Alternatively, the UK might follow a precedent set by its 2024 agreement with India, which increased collaboration in critical minerals, semiconductors, and emerging technologies to strengthen supply chains and research partnerships.

Speaking at a joint press conference following White House talks, Starmer emphasised the importance of embracing emerging technologies rather than over-regulating them.

“Look, our two nations together shaped the great technological innovations of the last century. We have a chance now to do the same for the 21st century. I mean, artificial intelligence could cure cancer.
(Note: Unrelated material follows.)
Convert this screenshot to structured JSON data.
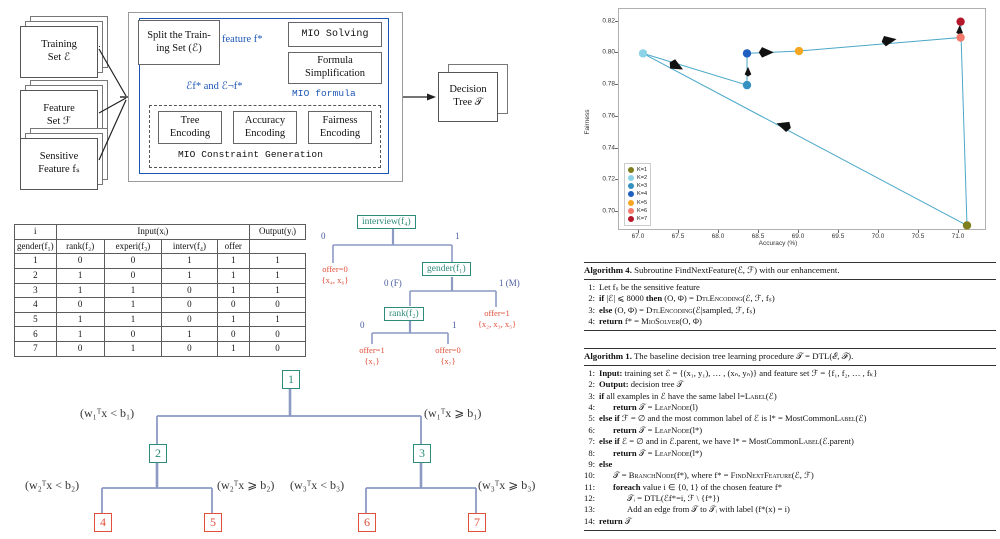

That could be a moonshot for our age, and that’s how we’ll keep delivering for our people,” he said.

It comes as Trump’s administration committed to advancing U.S. leadership in AI, with a focus on deregulation, substantial infrastructure investments, and the development of unbiased AI systems.

Strategic Partnerships

UK government officials have underlined the significance of a trade pact with the United States.

A House of Lords debate on Tuesday saw peers suggest that Britain should leverage post-Brexit regulatory flexibility to attract investment in high-tech industries.

Given the regulatory differences between the United States and the EU, they questioned whether closer alignment with the EU could slow progress towards a comprehensive U.S. trade agreement.

In response, online safety minister Maggie Jones said the UK seeks to maintain balanced trade relationships with both the United States and the EU, while prioritising national economic interests.

The British Chamber of Commerce (BCC) has stressed the benefits of a U.S. deal, adding it would “give businesses on both sides of the Atlantic a solid foundation to invest, export, and grow.”

However, the BCC added that stronger U.S. trade ties should not come at the expense of other key markets.

“There is £700 billion of US investment in the UK, and £300 billion in annual bilateral trade, with services a real success story,” the BCC said in a statement.

“But stronger trade with the US does not mean that our relationships with the EU, China and wider Asia-Pacific region must take a backseat. Indeed, the remarks by both leaders suggest UK business is right to have this ambition.”

According to Capital Economics, a trade deal with the United States could prompt the EU to “give the UK the cold shoulder” in the reset of UK–EU relations,  as the bloc faces potential 25 percent tariffs from the United States.

However, the report also noted the UK’s growing role in Europe’s defence strategy.

“Equally, though, with the UK having clearly become more central to the EU’s defence plans as the chances of an end to the war in Ukraine have increased, the EU may view the UK as a closer partner and perhaps a link between the EU and the US. That could lead to a more favourable UK-EU reset in areas outside of defence and security,” the report said.